Kind scuba divers try to convince a tiny octopus to trade its plastic cup for a shell

Sometimes taking care of our beautiful home planet looks like big, broad policies tackling issues like plastic pollution and habitat destruction. And sometimes it looks like taking the time to help one tiny creature in an environmental bind.

In a YouTube video that's been viewed a whopping 18 million times, we see an example of the latter in action as some kind and compassionate divers attempt to convince an octopus to abandon the plastic cup it's using for protection and trade it for a sturdy shell. Pall Sigurdsson has shared dozens of underwater videos on YouTube, but watching this particular video from his dive off the coast of Lembeh, Indonesia a few years ago almost feels like watching a Pixar short film.

"We spent a whole dive and most of our air saving this octopus from what was bound to be a cruel fate," Sigurdsson wrote in the description of the video.

"The coconut octopus, also known as veined octopus, is born with the instinct to protect itself by creating a mobile home out of coconut or clam shells. This particular individual however has been trapped by their instincts and have made a home out of a plastic cup they found underwater."

Sigurdsson explained that a predator like an eel or a flouder would probably end up swallowing the cup with the octopus in it, likely killing both of them.
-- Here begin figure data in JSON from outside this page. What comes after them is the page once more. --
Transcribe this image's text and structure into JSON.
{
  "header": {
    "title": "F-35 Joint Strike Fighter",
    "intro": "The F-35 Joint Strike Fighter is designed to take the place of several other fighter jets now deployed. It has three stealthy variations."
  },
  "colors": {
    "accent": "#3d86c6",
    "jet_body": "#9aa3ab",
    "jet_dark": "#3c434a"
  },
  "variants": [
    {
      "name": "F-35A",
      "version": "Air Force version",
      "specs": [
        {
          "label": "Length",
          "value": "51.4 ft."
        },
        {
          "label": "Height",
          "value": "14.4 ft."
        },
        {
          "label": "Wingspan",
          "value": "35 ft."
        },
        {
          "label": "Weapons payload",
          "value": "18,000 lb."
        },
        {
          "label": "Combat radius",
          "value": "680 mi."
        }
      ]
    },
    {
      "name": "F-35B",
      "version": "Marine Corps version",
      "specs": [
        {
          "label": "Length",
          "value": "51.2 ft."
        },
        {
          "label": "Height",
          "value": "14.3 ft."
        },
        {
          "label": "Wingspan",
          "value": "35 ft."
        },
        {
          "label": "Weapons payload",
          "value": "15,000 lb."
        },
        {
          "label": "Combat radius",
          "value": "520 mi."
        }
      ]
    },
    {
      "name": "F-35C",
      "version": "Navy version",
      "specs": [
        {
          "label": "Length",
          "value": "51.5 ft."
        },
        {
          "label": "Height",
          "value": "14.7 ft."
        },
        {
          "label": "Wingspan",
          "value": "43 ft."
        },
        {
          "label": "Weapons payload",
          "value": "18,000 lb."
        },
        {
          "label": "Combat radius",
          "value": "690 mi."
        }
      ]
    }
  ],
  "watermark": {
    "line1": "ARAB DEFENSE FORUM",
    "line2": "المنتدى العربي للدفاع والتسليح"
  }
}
"We tried for a long time to give it shells hoping that it would trade the shell," he wrote. "Coconut octopus are famous for being very picky about which shells they keep so we had to try with many different shells before it found one to be acceptable."
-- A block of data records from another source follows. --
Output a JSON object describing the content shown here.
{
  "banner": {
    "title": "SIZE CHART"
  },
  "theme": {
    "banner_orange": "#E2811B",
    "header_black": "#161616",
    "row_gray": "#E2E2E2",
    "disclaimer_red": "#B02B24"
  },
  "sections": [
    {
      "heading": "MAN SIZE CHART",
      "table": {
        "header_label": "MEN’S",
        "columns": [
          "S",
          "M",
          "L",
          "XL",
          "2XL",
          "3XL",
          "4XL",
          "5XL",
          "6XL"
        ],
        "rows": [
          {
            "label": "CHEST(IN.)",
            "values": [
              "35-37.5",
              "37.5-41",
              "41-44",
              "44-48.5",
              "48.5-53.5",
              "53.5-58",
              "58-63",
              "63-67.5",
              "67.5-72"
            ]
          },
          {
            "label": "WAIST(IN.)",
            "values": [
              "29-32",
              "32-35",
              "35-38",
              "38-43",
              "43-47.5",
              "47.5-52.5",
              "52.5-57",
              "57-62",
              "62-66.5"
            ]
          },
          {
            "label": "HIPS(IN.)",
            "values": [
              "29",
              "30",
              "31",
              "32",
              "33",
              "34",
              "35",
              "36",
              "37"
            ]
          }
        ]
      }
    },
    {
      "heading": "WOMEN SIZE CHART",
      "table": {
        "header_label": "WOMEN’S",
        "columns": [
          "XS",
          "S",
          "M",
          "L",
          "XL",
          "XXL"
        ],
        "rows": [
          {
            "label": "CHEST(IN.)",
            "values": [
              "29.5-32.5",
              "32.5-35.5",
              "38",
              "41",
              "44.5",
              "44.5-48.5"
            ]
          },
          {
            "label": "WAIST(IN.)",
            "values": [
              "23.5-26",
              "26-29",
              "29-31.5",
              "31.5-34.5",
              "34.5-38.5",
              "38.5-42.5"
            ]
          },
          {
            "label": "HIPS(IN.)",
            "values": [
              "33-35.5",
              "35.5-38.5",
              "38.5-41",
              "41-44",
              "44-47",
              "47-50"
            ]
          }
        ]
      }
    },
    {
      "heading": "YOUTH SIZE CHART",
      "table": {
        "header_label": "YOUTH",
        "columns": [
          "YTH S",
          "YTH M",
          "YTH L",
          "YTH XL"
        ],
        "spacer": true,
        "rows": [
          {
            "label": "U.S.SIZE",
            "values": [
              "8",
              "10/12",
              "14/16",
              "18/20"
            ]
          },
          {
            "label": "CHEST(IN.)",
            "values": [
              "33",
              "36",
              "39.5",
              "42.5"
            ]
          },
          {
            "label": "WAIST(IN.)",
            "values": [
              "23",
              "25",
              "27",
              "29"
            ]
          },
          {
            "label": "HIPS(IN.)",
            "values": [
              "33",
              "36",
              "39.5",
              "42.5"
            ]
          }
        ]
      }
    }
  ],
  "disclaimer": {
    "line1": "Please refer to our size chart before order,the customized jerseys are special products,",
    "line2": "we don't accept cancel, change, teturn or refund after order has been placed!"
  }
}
If you think an octopus in a cup making a decision about shells doesn't sound riveting, just watch:

Octo in a cupwww.youtube.com

The tentacles reaching out to test the weight of each shell, the divers searching for more options to offer it, the suspense of wondering whether the octopus really would abandon its pathetic plastic pollution protection...it's just too much.

Funny how one small interaction in one tiny portion of the vast ocean can say so much about us, for better and for worse. Human pollution is an enormous problem and saving one little octopus won't save the world, but it sure gives us hope and motivation to keep trying.